On July 9, for a third time the union members voted to reject the proposal, with roughly 60 percent voting against it. Similarly to the previous two times, the company again issued a statement that stressed the UAW leadership's support for the proposal and that they would "consider all options" related to a resolution to the strike. On July 11, the company announced that the negotiators for both sides were at an impasse and that they would reopen the facility the next day under the terms of the last proposal, which the company deemed its final offer. Shortly thereafter, the union announced a vote on the final offer had been scheduled for July 14. Local 2069 President Blondino stated that the company was attempting to break the union with their decision to declare an impasse, and he said that, following the vote, the local would have the option of filing a complaint against the company with the National Labor Relations Board. On that day, by a slim margin, the contract was approved, with strikers to return to work on July 18. The hourly portion of the contract was approved in a 1,147–1,130 vote, while the common portion passed in a vote of 1,193–1,176. However, despite this, salaried workers voted to reject their part of the contract in a vote of 54–40. (Note: One source gives the tally as 45–40. However, that source cites a Facebook post made by UAW Local 2069 that gives a tally of 54-40.) meaning that further negotiations would continue.

== Aftermath ==
According to the Associated Press, the final offer contained higher wage increases than the second proposal the company had made and included pay bonuses.
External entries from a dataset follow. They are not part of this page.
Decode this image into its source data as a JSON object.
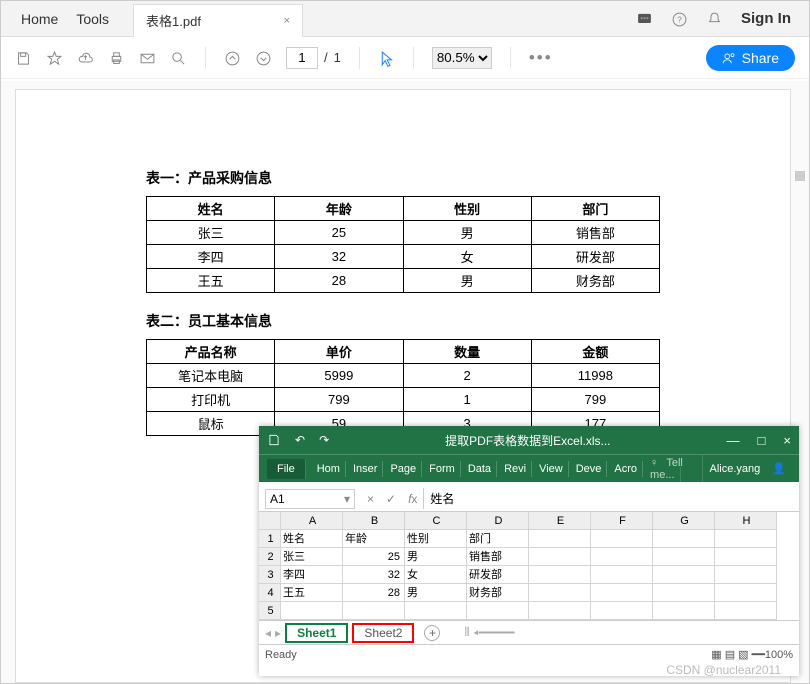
{
  "nav": {
    "home": "Home",
    "tools": "Tools"
  },
  "doc_tab": {
    "title": "表格1.pdf",
    "close": "×"
  },
  "top_right": {
    "signin": "Sign In"
  },
  "toolbar": {
    "page_current": "1",
    "page_total": "1",
    "zoom": "80.5%"
  },
  "share_label": "Share",
  "pdf": {
    "table1_title": "表一：产品采购信息",
    "t1_headers": [
      "姓名",
      "年龄",
      "性别",
      "部门"
    ],
    "t1_rows": [
      [
        "张三",
        "25",
        "男",
        "销售部"
      ],
      [
        "李四",
        "32",
        "女",
        "研发部"
      ],
      [
        "王五",
        "28",
        "男",
        "财务部"
      ]
    ],
    "table2_title": "表二：员工基本信息",
    "t2_headers": [
      "产品名称",
      "单价",
      "数量",
      "金额"
    ],
    "t2_rows": [
      [
        "笔记本电脑",
        "5999",
        "2",
        "11998"
      ],
      [
        "打印机",
        "799",
        "1",
        "799"
      ],
      [
        "鼠标",
        "59",
        "3",
        "177"
      ]
    ]
  },
  "excel": {
    "title": "提取PDF表格数据到Excel.xls...",
    "ribbon": {
      "file": "File",
      "home": "Hom",
      "insert": "Inser",
      "page": "Page",
      "form": "Form",
      "data": "Data",
      "review": "Revi",
      "view": "View",
      "dev": "Deve",
      "acro": "Acro",
      "tell": "Tell me...",
      "user": "Alice.yang"
    },
    "namebox": "A1",
    "fx_value": "姓名",
    "cols": [
      "A",
      "B",
      "C",
      "D",
      "E",
      "F",
      "G",
      "H"
    ],
    "rows": [
      {
        "n": "1",
        "c": [
          "姓名",
          "年龄",
          "性别",
          "部门",
          "",
          "",
          "",
          ""
        ]
      },
      {
        "n": "2",
        "c": [
          "张三",
          "25",
          "男",
          "销售部",
          "",
          "",
          "",
          ""
        ]
      },
      {
        "n": "3",
        "c": [
          "李四",
          "32",
          "女",
          "研发部",
          "",
          "",
          "",
          ""
        ]
      },
      {
        "n": "4",
        "c": [
          "王五",
          "28",
          "男",
          "财务部",
          "",
          "",
          "",
          ""
        ]
      },
      {
        "n": "5",
        "c": [
          "",
          "",
          "",
          "",
          "",
          "",
          "",
          ""
        ]
      }
    ],
    "numcols": [
      1
    ],
    "sheets": {
      "s1": "Sheet1",
      "s2": "Sheet2"
    },
    "status": "Ready",
    "zoom": "100%"
  },
  "watermark": "CSDN @nuclear2011"
}
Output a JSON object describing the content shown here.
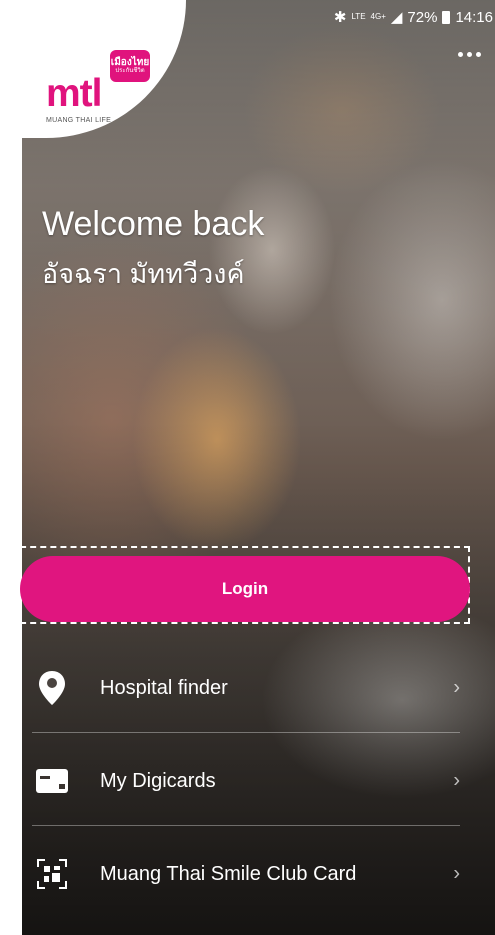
{
  "status_bar": {
    "left_dots": "...",
    "network": "LTE",
    "network_small": "4G+",
    "battery": "72%",
    "time": "14:16"
  },
  "brand": {
    "logo_text": "mtl",
    "badge_text": "เมืองไทย",
    "badge_sub": "ประกันชีวิต",
    "sub_text": "MUANG THAI LIFE",
    "color": "#e0137d"
  },
  "welcome": {
    "greeting": "Welcome back",
    "username": "อัจฉรา มัททวีวงค์"
  },
  "login": {
    "label": "Login",
    "color": "#e0157f"
  },
  "menu": {
    "items": [
      {
        "label": "Hospital finder",
        "icon": "location-pin-icon"
      },
      {
        "label": "My Digicards",
        "icon": "card-icon"
      },
      {
        "label": "Muang Thai Smile Club Card",
        "icon": "qr-code-icon"
      }
    ],
    "chevron": "›"
  }
}
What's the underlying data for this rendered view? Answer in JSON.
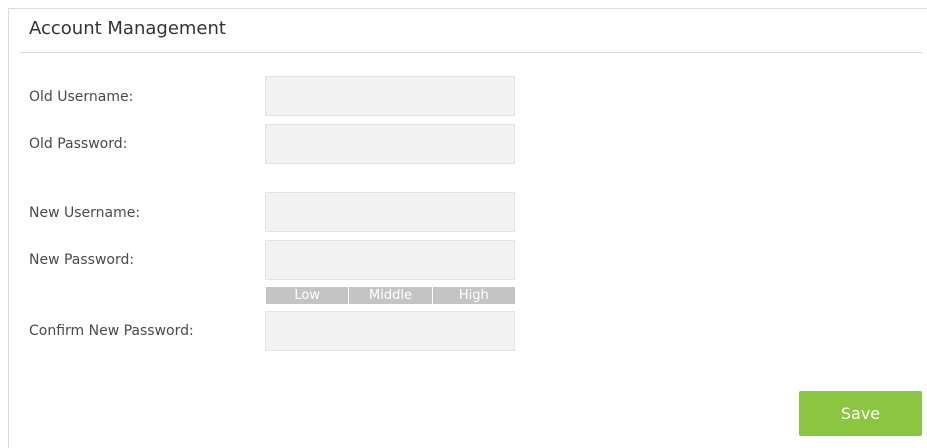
{
  "section": {
    "title": "Account Management"
  },
  "form": {
    "old_username_label": "Old Username:",
    "old_password_label": "Old Password:",
    "new_username_label": "New Username:",
    "new_password_label": "New Password:",
    "confirm_password_label": "Confirm New Password:",
    "old_username_value": "",
    "old_password_value": "",
    "new_username_value": "",
    "new_password_value": "",
    "confirm_password_value": ""
  },
  "strength": {
    "low": "Low",
    "middle": "Middle",
    "high": "High"
  },
  "actions": {
    "save_label": "Save"
  },
  "colors": {
    "save_button": "#8cc541",
    "strength_bar": "#c4c4c4",
    "field_background": "#f2f2f2"
  }
}
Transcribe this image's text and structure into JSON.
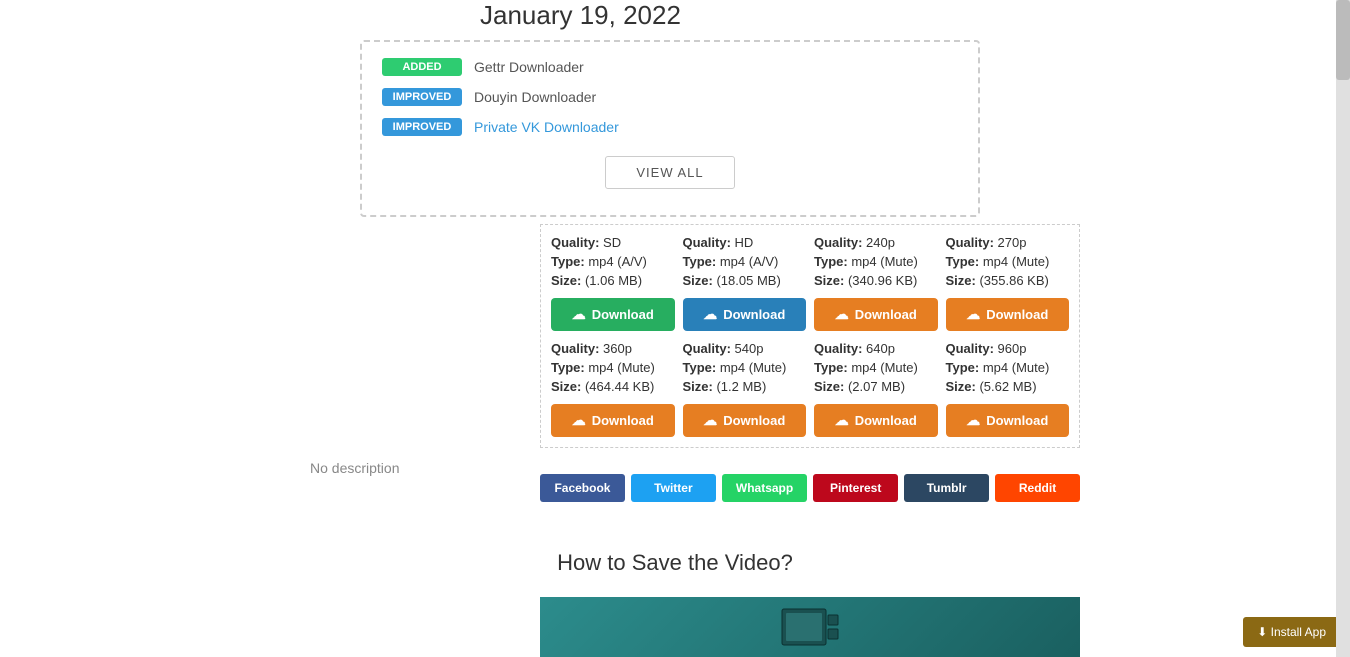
{
  "date": "January 19, 2022",
  "changelog": {
    "items": [
      {
        "badge": "ADDED",
        "badge_type": "added",
        "text": "Gettr Downloader",
        "is_link": false
      },
      {
        "badge": "IMPROVED",
        "badge_type": "improved",
        "text": "Douyin Downloader",
        "is_link": false
      },
      {
        "badge": "IMPROVED",
        "badge_type": "improved",
        "text": "Private VK Downloader",
        "is_link": true
      }
    ],
    "view_all_label": "VIEW ALL"
  },
  "downloads": {
    "row1": [
      {
        "quality_label": "Quality:",
        "quality_val": "SD",
        "type_label": "Type:",
        "type_val": "mp4 (A/V)",
        "size_label": "Size:",
        "size_val": "(1.06 MB)",
        "btn_label": "Download",
        "btn_color": "green"
      },
      {
        "quality_label": "Quality:",
        "quality_val": "HD",
        "type_label": "Type:",
        "type_val": "mp4 (A/V)",
        "size_label": "Size:",
        "size_val": "(18.05 MB)",
        "btn_label": "Download",
        "btn_color": "blue"
      },
      {
        "quality_label": "Quality:",
        "quality_val": "240p",
        "type_label": "Type:",
        "type_val": "mp4 (Mute)",
        "size_label": "Size:",
        "size_val": "(340.96 KB)",
        "btn_label": "Download",
        "btn_color": "orange"
      },
      {
        "quality_label": "Quality:",
        "quality_val": "270p",
        "type_label": "Type:",
        "type_val": "mp4 (Mute)",
        "size_label": "Size:",
        "size_val": "(355.86 KB)",
        "btn_label": "Download",
        "btn_color": "orange"
      }
    ],
    "row2": [
      {
        "quality_label": "Quality:",
        "quality_val": "360p",
        "type_label": "Type:",
        "type_val": "mp4 (Mute)",
        "size_label": "Size:",
        "size_val": "(464.44 KB)",
        "btn_label": "Download",
        "btn_color": "orange"
      },
      {
        "quality_label": "Quality:",
        "quality_val": "540p",
        "type_label": "Type:",
        "type_val": "mp4 (Mute)",
        "size_label": "Size:",
        "size_val": "(1.2 MB)",
        "btn_label": "Download",
        "btn_color": "orange"
      },
      {
        "quality_label": "Quality:",
        "quality_val": "640p",
        "type_label": "Type:",
        "type_val": "mp4 (Mute)",
        "size_label": "Size:",
        "size_val": "(2.07 MB)",
        "btn_label": "Download",
        "btn_color": "orange"
      },
      {
        "quality_label": "Quality:",
        "quality_val": "960p",
        "type_label": "Type:",
        "type_val": "mp4 (Mute)",
        "size_label": "Size:",
        "size_val": "(5.62 MB)",
        "btn_label": "Download",
        "btn_color": "orange"
      }
    ]
  },
  "social_buttons": [
    {
      "label": "Facebook",
      "color": "facebook"
    },
    {
      "label": "Twitter",
      "color": "twitter"
    },
    {
      "label": "Whatsapp",
      "color": "whatsapp"
    },
    {
      "label": "Pinterest",
      "color": "pinterest"
    },
    {
      "label": "Tumblr",
      "color": "tumblr"
    },
    {
      "label": "Reddit",
      "color": "reddit"
    }
  ],
  "no_description": "No description",
  "how_to_title": "How to Save the Video?",
  "install_app_label": "⬇ Install App",
  "cloud_icon": "☁",
  "colors": {
    "green": "#27ae60",
    "blue": "#2980b9",
    "orange": "#e67e22",
    "facebook": "#3b5998",
    "twitter": "#1da1f2",
    "whatsapp": "#25d366",
    "pinterest": "#bd081c",
    "tumblr": "#2c4762",
    "reddit": "#ff4500"
  }
}
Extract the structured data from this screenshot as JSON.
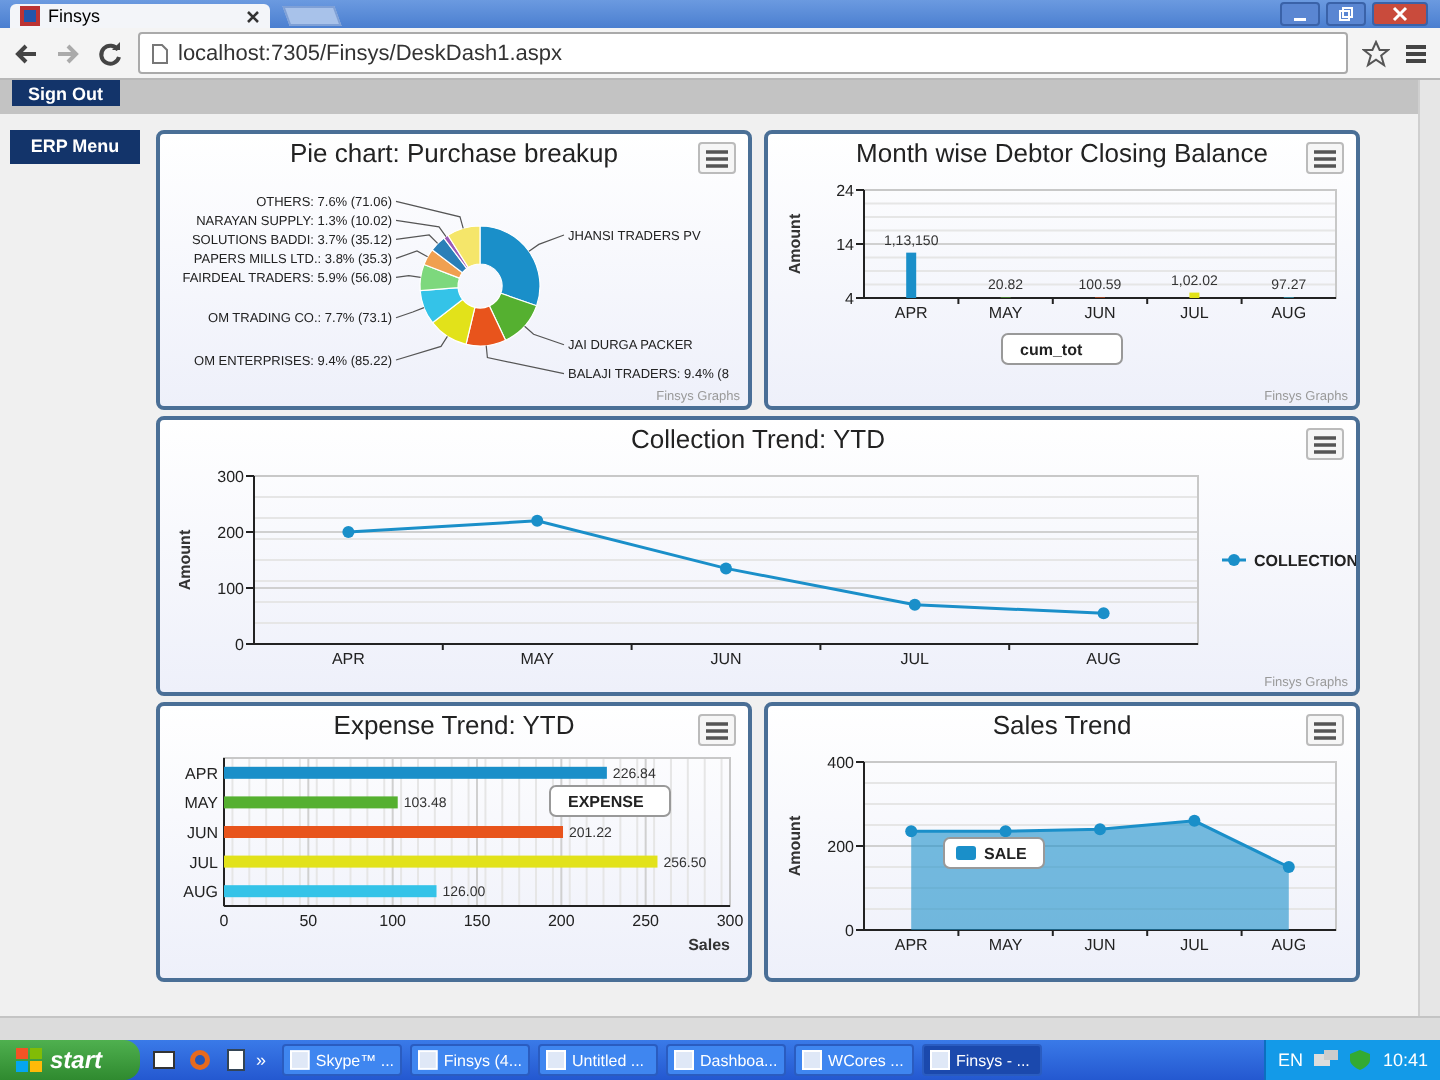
{
  "browser": {
    "tab_title": "Finsys",
    "url": "localhost:7305/Finsys/DeskDash1.aspx"
  },
  "header": {
    "sign_out": "Sign Out",
    "erp_menu": "ERP Menu"
  },
  "panels": [
    {
      "title": "Pie chart: Purchase breakup",
      "credit": "Finsys Graphs",
      "chart_data": {
        "type": "donut",
        "categories": [
          "JHANSI TRADERS PV",
          "JAI DURGA PACKER",
          "BALAJI TRADERS: 9.4% (8",
          "OM ENTERPRISES: 9.4% (85.22)",
          "OM TRADING CO.: 7.7% (73.1)",
          "FAIRDEAL TRADERS: 5.9% (56.08)",
          "PAPERS MILLS LTD.: 3.8% (35.3)",
          "SOLUTIONS BADDI: 3.7% (35.12)",
          "NARAYAN SUPPLY: 1.3% (10.02)",
          "OTHERS: 7.6% (71.06)"
        ],
        "series": [
          {
            "values": [
              240,
              100,
              85,
              85.22,
              73.1,
              56.08,
              35.3,
              35.12,
              10.02,
              71.06
            ]
          }
        ]
      },
      "legend": false
    },
    {
      "title": "Month wise Debtor Closing Balance",
      "credit": "Finsys Graphs",
      "chart_data": {
        "type": "bar",
        "orientation": "vertical",
        "ylabel": "Amount",
        "categories": [
          "APR",
          "MAY",
          "JUN",
          "JUL",
          "AUG"
        ],
        "series": [
          {
            "name": "cum_tot",
            "colors": [
              "#1a8fc9",
              "#55b030",
              "#e8541c",
              "#e2e21a",
              "#34c3e8"
            ],
            "values": [
              12.4,
              4.1,
              4.1,
              5,
              4.1
            ]
          }
        ],
        "ylim": [
          4,
          24
        ],
        "yticks": [
          4,
          14,
          24
        ],
        "grid": true,
        "value_labels": [
          "1,13,150",
          "20.82",
          "100.59",
          "1,02.02",
          "97.27"
        ]
      },
      "legend": true
    },
    {
      "title": "Collection Trend: YTD",
      "credit": "Finsys Graphs",
      "chart_data": {
        "type": "line",
        "ylabel": "Amount",
        "categories": [
          "APR",
          "MAY",
          "JUN",
          "JUL",
          "AUG"
        ],
        "series": [
          {
            "name": "COLLECTION",
            "color": "#1a8fc9",
            "marker": true,
            "values": [
              200,
              220,
              135,
              70,
              55
            ]
          }
        ],
        "ylim": [
          0,
          300
        ],
        "yticks": [
          0,
          100,
          200,
          300
        ],
        "grid": true
      },
      "legend": true
    },
    {
      "title": "Expense Trend: YTD",
      "chart_data": {
        "type": "bar",
        "orientation": "horizontal",
        "xlabel": "Sales",
        "categories": [
          "APR",
          "MAY",
          "JUN",
          "JUL",
          "AUG"
        ],
        "series": [
          {
            "name": "EXPENSE",
            "colors": [
              "#1a8fc9",
              "#55b030",
              "#e8541c",
              "#e2e21a",
              "#34c3e8"
            ],
            "values": [
              227,
              103,
              201,
              257,
              126
            ]
          }
        ],
        "xlim": [
          0,
          300
        ],
        "xticks": [
          0,
          50,
          100,
          150,
          200,
          250,
          300
        ],
        "grid": true,
        "value_labels": [
          "226.84",
          "103.48",
          "201.22",
          "256.50",
          "126.00"
        ]
      },
      "legend": true
    },
    {
      "title": "Sales Trend",
      "chart_data": {
        "type": "area",
        "ylabel": "Amount",
        "categories": [
          "APR",
          "MAY",
          "JUN",
          "JUL",
          "AUG"
        ],
        "series": [
          {
            "name": "SALE",
            "color": "#1a8fc9",
            "marker": true,
            "values": [
              235,
              235,
              240,
              260,
              150
            ]
          }
        ],
        "ylim": [
          0,
          400
        ],
        "yticks": [
          0,
          200,
          400
        ],
        "grid": true
      },
      "legend": true
    }
  ],
  "taskbar": {
    "start": "start",
    "overflow": "»",
    "tasks": [
      {
        "label": "Skype™ ...",
        "selected": false
      },
      {
        "label": "Finsys (4...",
        "selected": false
      },
      {
        "label": "Untitled ...",
        "selected": false
      },
      {
        "label": "Dashboa...",
        "selected": false
      },
      {
        "label": "WCores ...",
        "selected": false
      },
      {
        "label": "Finsys - ...",
        "selected": true
      }
    ],
    "language": "EN",
    "time": "10:41"
  }
}
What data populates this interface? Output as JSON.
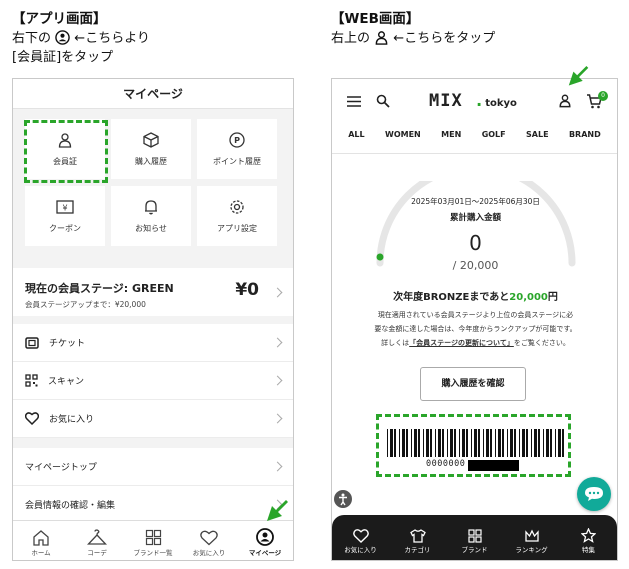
{
  "captions": {
    "app_head": "【アプリ画面】",
    "app_line1_pre": "右下の",
    "app_line1_post": "←こちらより",
    "app_line2": "[会員証]をタップ",
    "web_head": "【WEB画面】",
    "web_line1_pre": "右上の",
    "web_line1_post": "←こちらをタップ"
  },
  "app": {
    "title": "マイページ",
    "tiles": [
      {
        "label": "会員証",
        "icon": "person-icon"
      },
      {
        "label": "購入履歴",
        "icon": "box-icon"
      },
      {
        "label": "ポイント履歴",
        "icon": "point-icon"
      },
      {
        "label": "クーポン",
        "icon": "coupon-icon"
      },
      {
        "label": "お知らせ",
        "icon": "bell-icon"
      },
      {
        "label": "アプリ設定",
        "icon": "gear-icon"
      }
    ],
    "stage": {
      "title": "現在の会員ステージ: GREEN",
      "subtitle": "会員ステージアップまで：¥20,000",
      "amount": "¥0"
    },
    "menu": [
      {
        "label": "チケット",
        "icon": "ticket-icon"
      },
      {
        "label": "スキャン",
        "icon": "qr-icon"
      },
      {
        "label": "お気に入り",
        "icon": "heart-icon"
      }
    ],
    "menu2": [
      {
        "label": "マイページトップ"
      },
      {
        "label": "会員情報の確認・編集"
      }
    ],
    "tabs": [
      {
        "label": "ホーム",
        "icon": "home-icon"
      },
      {
        "label": "コーデ",
        "icon": "hanger-icon"
      },
      {
        "label": "ブランド一覧",
        "icon": "grid-icon"
      },
      {
        "label": "お気に入り",
        "icon": "heart-icon"
      },
      {
        "label": "マイページ",
        "icon": "account-icon"
      }
    ]
  },
  "web": {
    "logo_main": "MIX",
    "logo_sub": "tokyo",
    "cart_count": "0",
    "categories": [
      "ALL",
      "WOMEN",
      "MEN",
      "GOLF",
      "SALE",
      "BRAND"
    ],
    "period": "2025年03月01日〜2025年06月30日",
    "cumulative_label": "累計購入金額",
    "amount": "0",
    "goal": "/ 20,000",
    "next_pre": "次年度BRONZEまであと",
    "next_amount": "20,000",
    "next_post": "円",
    "info1": "現在適用されている会員ステージより上位の会員ステージに必",
    "info2": "要な金額に達した場合は、今年度からランクアップが可能です。",
    "info3_pre": "詳しくは",
    "info3_link": "「会員ステージの更新について」",
    "info3_post": "をご覧ください。",
    "history_button": "購入履歴を確認",
    "barcode_number": "0000000",
    "nav": [
      {
        "label": "お気に入り",
        "icon": "heart-icon"
      },
      {
        "label": "カテゴリ",
        "icon": "shirt-icon"
      },
      {
        "label": "ブランド",
        "icon": "grid-icon"
      },
      {
        "label": "ランキング",
        "icon": "crown-icon"
      },
      {
        "label": "特集",
        "icon": "star-icon"
      }
    ],
    "accent": "#2aa52a"
  }
}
Specifically, the contract included a 12 percent pay raise spread out over the course of the six years the contract would be in effect. Additionally, newer workers would be phased out of a two-tier pay system that saw them make less money than employees who had been working at the plant for longer, so that at the end of the six years, all workers would be making an hourly wage of $30.92. Most of the employees would also receive a one-time $2,000 signing bonus. The contract also includes a price freeze on the company's health care premiums for the duration of the contract. With regards to the salaried employees, UAW President Curry stated after the vote that a process for addressing their concerns would be set up to resolve the lingering dispute.